New issue
Have a question about this project? Sign up for a free GitHub account to open an issue and contact its maintainers and the community.
By clicking “Sign up for GitHub”, you agree to our terms of service and privacy statement. We’ll occasionally send you account related emails.
Already on GitHub? Sign in to your account
[release-4.5] Bug 1868257: dns: Reread cloud credentials secret if it changes #443
[release-4.5] Bug 1868257: dns: Reread cloud credentials secret if it changes #443
Conversation
Improve the logging in the DNS controller and DNS provider implementations to improve visibility into the controller's operation and to avoid printing old and possibly misleading status during reconciliation. * pkg/dns/aws/dns.go (change): * pkg/dns/azure/dns.go (Ensure, Delete): Log the dnsrecord's spec but not its status because the controller only updates the status after ensuring or deleting the dnsrecord. Log the zone along with the dnsrecord's spec. * pkg/operator/controller/dns/controller.go (Reconcile): Log when beginning reconciliation. When updating the status, log the updated dnsrecord rather than the old dnsrecord (with the old status), and always log when updating (not only when the update fails). (publishRecordToZones): Log when skipping a zone. Log the dnsrecord's spec but not its status because the controller only updates the status after publishRecordToZones returns.
* cmd/ingress-operator/start.go (NewStartCommand): Delete initialization of the DNS provider. (cloudCredentialsSecretName, createDNSProvider, getPlatformStatus): Move from here... * pkg/operator/controller/dns/controller.go: ...to here. (New): Delete parameter for DNS provider; the controller now initializes it. Add config parameter.

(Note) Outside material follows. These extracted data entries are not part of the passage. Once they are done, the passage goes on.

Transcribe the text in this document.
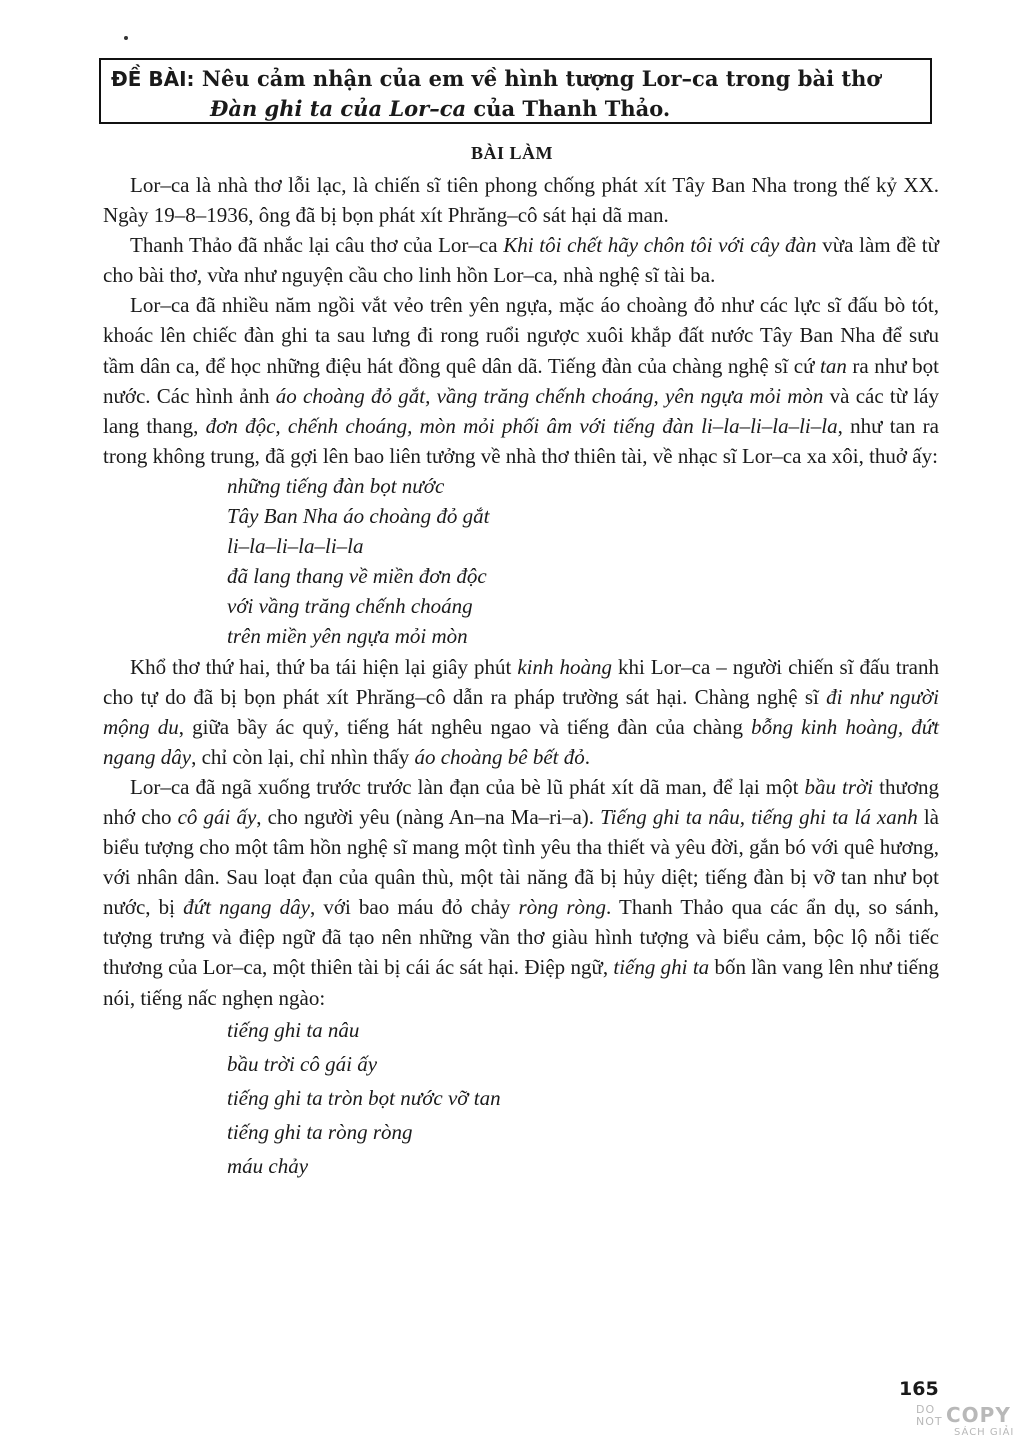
ĐỀ BÀI: Nêu cảm nhận của em về hình tượng Lor–ca trong bài thơ
Đàn ghi ta của Lor–ca của Thanh Thảo.
BÀI LÀM

Lor–ca là nhà thơ lỗi lạc, là chiến sĩ tiên phong chống phát xít Tây Ban Nha trong thế kỷ XX. Ngày 19–8–1936, ông đã bị bọn phát xít Phrăng–cô sát hại dã man.

Thanh Thảo đã nhắc lại câu thơ của Lor–ca Khi tôi chết hãy chôn tôi với cây đàn vừa làm đề từ cho bài thơ, vừa như nguyện cầu cho linh hồn Lor–ca, nhà nghệ sĩ tài ba.

Lor–ca đã nhiều năm ngồi vắt vẻo trên yên ngựa, mặc áo choàng đỏ như các lực sĩ đấu bò tót, khoác lên chiếc đàn ghi ta sau lưng đi rong ruổi ngược xuôi khắp đất nước Tây Ban Nha để sưu tầm dân ca, để học những điệu hát đồng quê dân dã. Tiếng đàn của chàng nghệ sĩ cứ tan ra như bọt nước. Các hình ảnh áo choàng đỏ gắt, vầng trăng chếnh choáng, yên ngựa mỏi mòn và các từ láy lang thang, đơn độc, chếnh choáng, mòn mỏi phối âm với tiếng đàn li–la–li–la–li–la, như tan ra trong không trung, đã gợi lên bao liên tưởng về nhà thơ thiên tài, về nhạc sĩ Lor–ca xa xôi, thuở ấy:

những tiếng đàn bọt nước
Tây Ban Nha áo choàng đỏ gắt
li–la–li–la–li–la
đã lang thang về miền đơn độc
với vầng trăng chếnh choáng
trên miền yên ngựa mỏi mòn

Khổ thơ thứ hai, thứ ba tái hiện lại giây phút kinh hoàng khi Lor–ca – người chiến sĩ đấu tranh cho tự do đã bị bọn phát xít Phrăng–cô dẫn ra pháp trường sát hại. Chàng nghệ sĩ đi như người mộng du, giữa bầy ác quỷ, tiếng hát nghêu ngao và tiếng đàn của chàng bỗng kinh hoàng, đứt ngang dây, chỉ còn lại, chỉ nhìn thấy áo choàng bê bết đỏ.

Lor–ca đã ngã xuống trước trước làn đạn của bè lũ phát xít dã man, để lại một bầu trời thương nhớ cho cô gái ấy, cho người yêu (nàng An–na Ma–ri–a). Tiếng ghi ta nâu, tiếng ghi ta lá xanh là biểu tượng cho một tâm hồn nghệ sĩ mang một tình yêu tha thiết và yêu đời, gắn bó với quê hương, với nhân dân. Sau loạt đạn của quân thù, một tài năng đã bị hủy diệt; tiếng đàn bị vỡ tan như bọt nước, bị đứt ngang dây, với bao máu đỏ chảy ròng ròng. Thanh Thảo qua các ẩn dụ, so sánh, tượng trưng và điệp ngữ đã tạo nên những vần thơ giàu hình tượng và biểu cảm, bộc lộ nỗi tiếc thương của Lor–ca, một thiên tài bị cái ác sát hại. Điệp ngữ, tiếng ghi ta bốn lần vang lên như tiếng nói, tiếng nấc nghẹn ngào:

tiếng ghi ta nâu
bầu trời cô gái ấy
tiếng ghi ta tròn bọt nước vỡ tan
tiếng ghi ta ròng ròng
máu chảy
165
DO
NOT COPY
SÁCH GIẢI
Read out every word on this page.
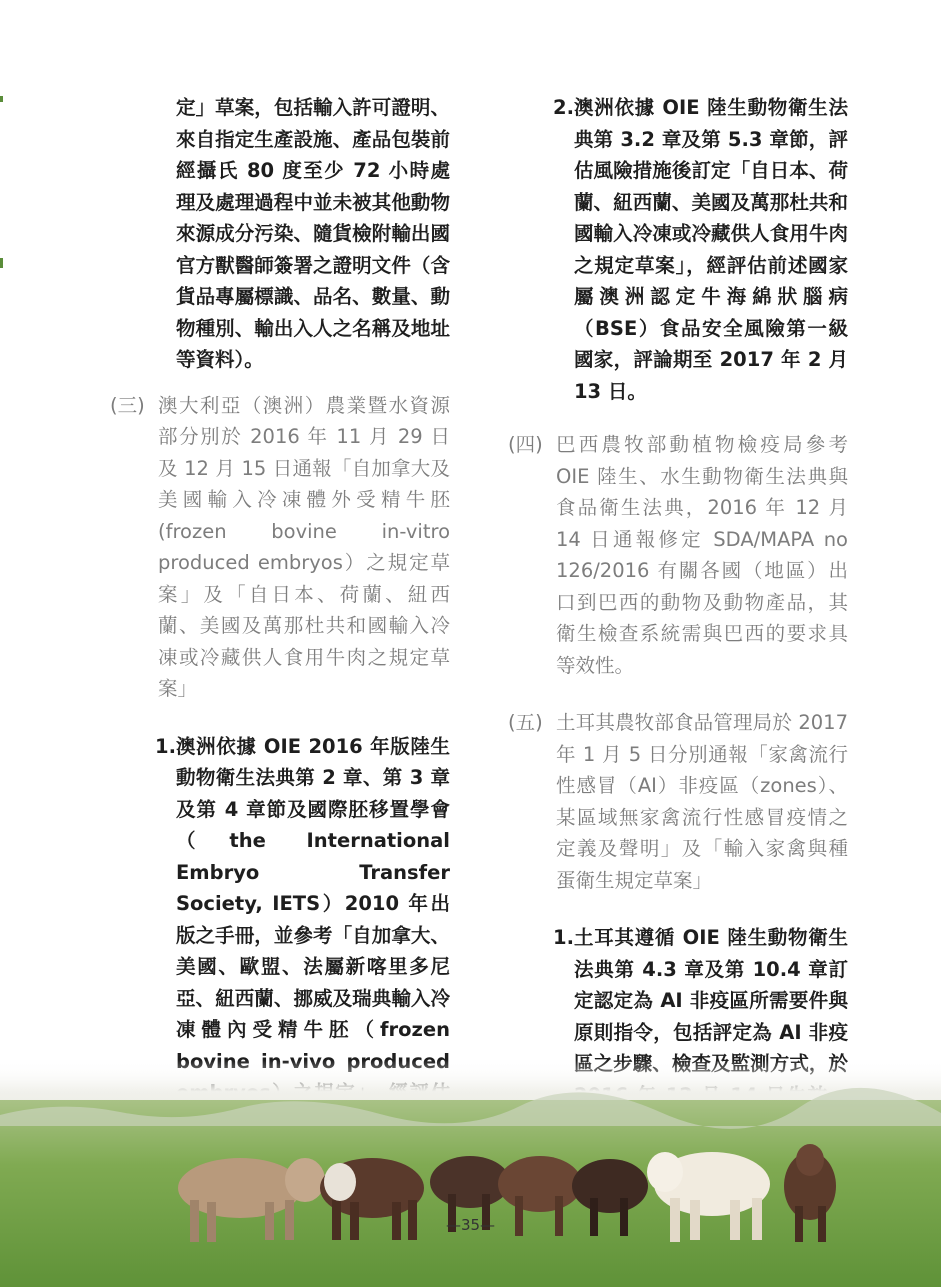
定」草案，包括輸入許可證明、來自指定生產設施、產品包裝前經攝氏 80 度至少 72 小時處理及處理過程中並未被其他動物來源成分污染、隨貨檢附輸出國官方獸醫師簽署之證明文件（含貨品專屬標識、品名、數量、動物種別、輸出入人之名稱及地址等資料）。

(三) 澳大利亞（澳洲）農業暨水資源部分別於 2016 年 11 月 29 日及 12 月 15 日通報「自加拿大及美國輸入冷凍體外受精牛胚(frozen bovine in-vitro produced embryos）之規定草案」及「自日本、荷蘭、紐西蘭、美國及萬那杜共和國輸入冷凍或冷藏供人食用牛肉之規定草案」
1. 澳洲依據 OIE 2016 年版陸生動物衛生法典第 2 章、第 3 章及第 4 章節及國際胚移置學會（the International Embryo Transfer Society, IETS）2010 年出版之手冊，並參考「自加拿大、美國、歐盟、法屬新喀里多尼亞、紐西蘭、挪威及瑞典輸入冷凍體內受精牛胚（frozen
2. 澳洲依據 OIE 陸生動物衛生法典第 3.2 章及第 5.3 章節，評估風險措施後訂定「自日本、荷蘭、紐西蘭、美國及萬那杜共和國輸入冷凍或冷藏供人食用牛肉之規定草案」，經評估前述國家屬澳洲認定牛海綿狀腦病（BSE）食品安全風險第一級國家，評論期至 2017 年 2 月 13 日。
(四) 巴西農牧部動植物檢疫局參考 OIE 陸生、水生動物衛生法典與食品衛生法典，2016 年 12 月 14 日通報修定 SDA/MAPA no 126/2016 有關各國（地區）出口到巴西的動物及動物產品，其衛生檢查系統需與巴西的要求具等效性。
(五) 土耳其農牧部食品管理局於 2017 年 1 月 5 日分別通報「家禽流行性感冒（AI）非疫區（zones）、某區域無家禽流行性感冒疫情之定義及聲明」及「輸入家禽與種蛋衛生規定草案」
1. 土耳其遵循 OIE 陸生動物衛生法典第 4.3 章及第 10.4 章訂定認定為 AI 非疫區所需要件與原則指令，包括評定為 AI 非疫
—35—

Add watches on the DNS config and Infrastructure config objects. Use ToDNSRecords mapper function to reconcile all DNSRecord objects when a config object changes. (Config): New type to hold the namespace and operator release version, which are needed for initializing the DNS provider. (reconciler): Add Config and infraConfig fields. (Reconcile): Get the cluster Infrastructure config object, and initialize or re-initialize the DNS provider if it was not already initialized or if the Infrastructure config has changed. (ToDNSRecords): New method. Return reconcilation requests for all DNSRecords. * pkg/operator/operator.go (New): Update initialization of the DNS controller to pass the controller's config object instead of the DNS provider object. * manifests/00-cluster-role.yaml: Allow the operator to list and watch the dnses and infrastructures config resources. * pkg/manifests/bindata.go: Regenerate.

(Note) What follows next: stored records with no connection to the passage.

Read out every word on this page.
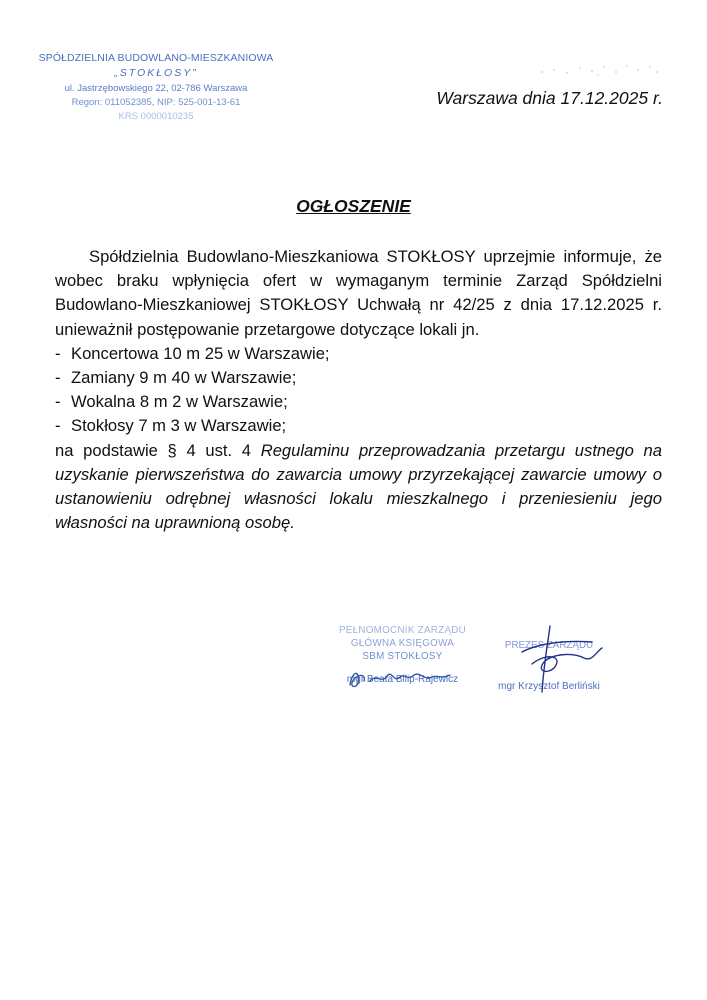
SPÓŁDZIELNIA BUDOWLANO-MIESZKANIOWA
„STOKŁOSY”
ul. Jastrzębowskiego 22, 02-786 Warszawa
Regon: 011052385, NIP: 525-001-13-61
KRS 0000010235
Warszawa dnia 17.12.2025 r.
OGŁOSZENIE

Spółdzielnia Budowlano-Mieszkaniowa STOKŁOSY uprzejmie informuje, że wobec braku wpłynięcia ofert w wymaganym terminie Zarząd Spółdzielni Budowlano-Mieszkaniowej STOKŁOSY Uchwałą nr 42/25 z dnia 17.12.2025 r. unieważnił postępowanie przetargowe dotyczące lokali jn.

- Koncertowa 10 m 25 w Warszawie;
- Zamiany 9 m 40 w Warszawie;
- Wokalna 8 m 2 w Warszawie;
- Stokłosy 7 m 3 w Warszawie;

na podstawie § 4 ust. 4 Regulaminu przeprowadzania przetargu ustnego na uzyskanie pierwszeństwa do zawarcia umowy przyrzekającej zawarcie umowy o ustanowieniu odrębnej własności lokalu mieszkalnego i przeniesieniu jego własności na uprawnioną osobę.

PEŁNOMOCNIK ZARZĄDU
GŁÓWNA KSIĘGOWA
SBM STOKŁOSY
mgr Beata Bilip-Rajewicz
PREZES ZARZĄDU
mgr Krzysztof Berliński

Watch the cloud credentials secret and recreate the DNS provider if the credentials change. https://bugzilla.redhat.com/show_bug.cgi?id=1854383 This commit fixes bug 1854383. * pkg/operator/controller/dns/controller.go (New): Watch the cloud credentials secret and trigger reconciliation if it changes. (reconciler): Add cloudCredentials field. (Reconcile): Refactor DNS provider create logic from here... (createDNSProviderIfNeeded): ...to here. Check if the cloud credentials secret data changed in addition to checking the infrastructure status to determine whether the DNS provider needs to be recreated.

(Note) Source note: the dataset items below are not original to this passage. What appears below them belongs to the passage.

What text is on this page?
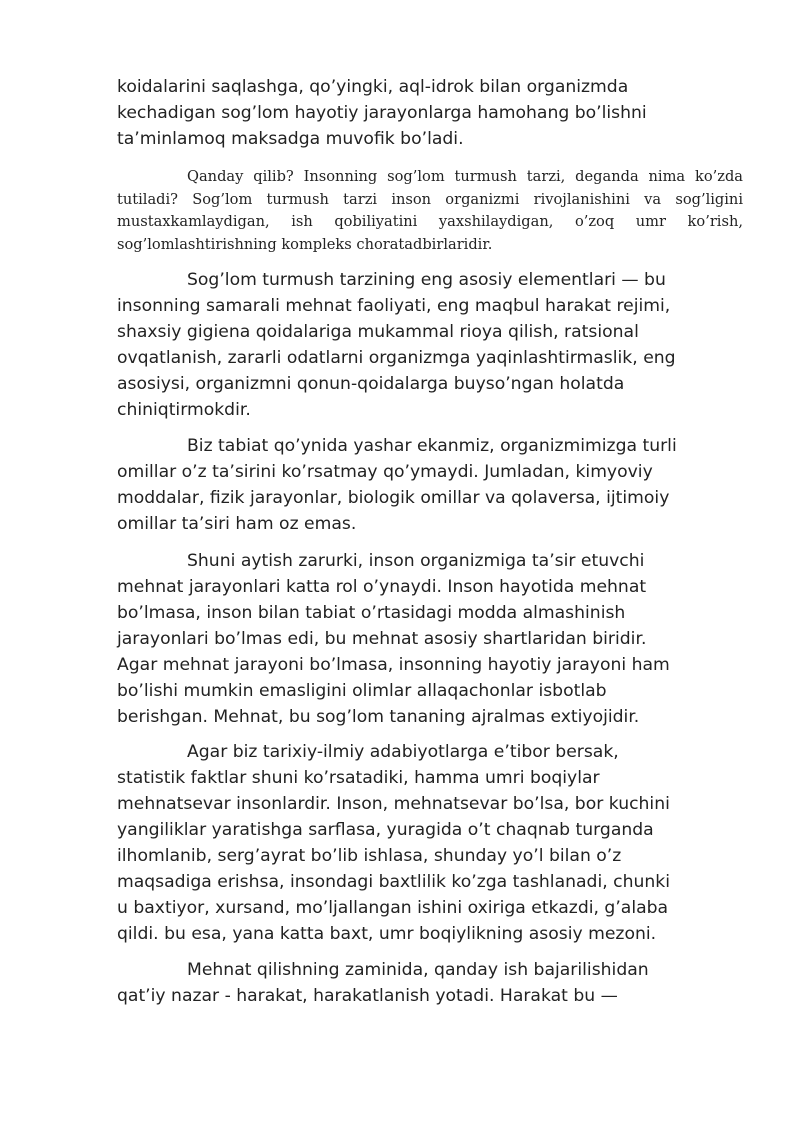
koidalarini saqlashga, qo’yingki, aql-idrok bilan organizmda kechadigan sog’lom hayotiy jarayonlarga hamohang bo’lishni ta’minlamoq maksadga muvofik bo’ladi.

Qanday qilib? Insonning sog’lom turmush tarzi, deganda nima ko’zda tutiladi? Sog’lom turmush tarzi inson organizmi rivojlanishini va sog’ligini mustaxkamlaydigan, ish qobiliyatini yaxshilaydigan, o’zoq umr ko’rish, sog’lomlashtirishning kompleks choratadbirlaridir.

Sog’lom turmush tarzining eng asosiy elementlari — bu insonning samarali mehnat faoliyati, eng maqbul harakat rejimi, shaxsiy gigiena qoidalariga mukammal rioya qilish, ratsional ovqatlanish, zararli odatlarni organizmga yaqinlashtirmaslik, eng asosiysi, organizmni qonun-qoidalarga buyso’ngan holatda chiniqtirmokdir.

Biz tabiat qo’ynida yashar ekanmiz, organizmimizga turli omillar o’z ta’sirini ko’rsatmay qo’ymaydi. Jumladan, kimyoviy moddalar, fizik jarayonlar, biologik omillar va qolaversa, ijtimoiy omillar ta’siri ham oz emas.

Shuni aytish zarurki, inson organizmiga ta’sir etuvchi mehnat jarayonlari katta rol o’ynaydi. Inson hayotida mehnat bo’lmasa, inson bilan tabiat o’rtasidagi modda almashinish jarayonlari bo’lmas edi, bu mehnat asosiy shartlaridan biridir. Agar mehnat jarayoni bo’lmasa, insonning hayotiy jarayoni ham bo’lishi mumkin emasligini olimlar allaqachonlar isbotlab berishgan. Mehnat, bu sog’lom tananing ajralmas extiyojidir.

Agar biz tarixiy-ilmiy adabiyotlarga e’tibor bersak, statistik faktlar shuni ko’rsatadiki, hamma umri boqiylar mehnatsevar insonlardir. Inson, mehnatsevar bo’lsa, bor kuchini yangiliklar yaratishga sarflasa, yuragida o’t chaqnab turganda ilhomlanib, serg’ayrat bo’lib ishlasa, shunday yo’l bilan o’z maqsadiga erishsa, insondagi baxtlilik ko’zga tashlanadi, chunki u baxtiyor, xursand, mo’ljallangan ishini oxiriga etkazdi, g’alaba qildi. bu esa, yana katta baxt, umr boqiylikning asosiy mezoni.

Mehnat qilishning zaminida, qanday ish bajarilishidan qat’iy nazar - harakat, harakatlanish yotadi. Harakat bu —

@Miciah: This pull request references Bugzilla bug 1868257, which is valid. The bug has been moved to the POST state. The bug has been updated to refer to the pull request using the external bug tracker. 6 validation(s) were run on this bug
In response to this:
Instructions for interacting with me using PR comments are available here. If you have questions or suggestions related to my behavior, please file an issue against the kubernetes/test-infra repository. |
|
|
/test e2e-aws-upgrade |
1 similar comment
/test e2e-aws-upgrade |
/test e2e-aws-upgrade |
/lgtm |
[APPROVALNOTIFIER] This PR is APPROVED This pull-request has been approved by: Miciah, sgreene570 The full list of commands accepted by this bot can be found here. The pull request process is described here
Needs approval from an approver in each of these files:
Approvers can indicate their approval by writing |
/retest Please review the full test history for this PR and help us cut down flakes. |
6 similar comments
/retest Please review the full test history for this PR and help us cut down flakes. |
/retest Please review the full test history for this PR and help us cut down flakes. |
/retest Please review the full test history for this PR and help us cut down flakes. |
/retest Please review the full test history for this PR and help us cut down flakes. |
/retest Please review the full test history for this PR and help us cut down flakes. |
/retest Please review the full test history for this PR and help us cut down flakes. |
@Miciah: All pull requests linked via external trackers have merged: Bugzilla bug 1868257 has been moved to the MODIFIED state. In response to this:
Instructions for interacting with me using PR comments are available here. If you have questions or suggestions related to my behavior, please file an issue against the kubernetes/test-infra repository. |
Manual cherry-pick of #417, #421, and #425.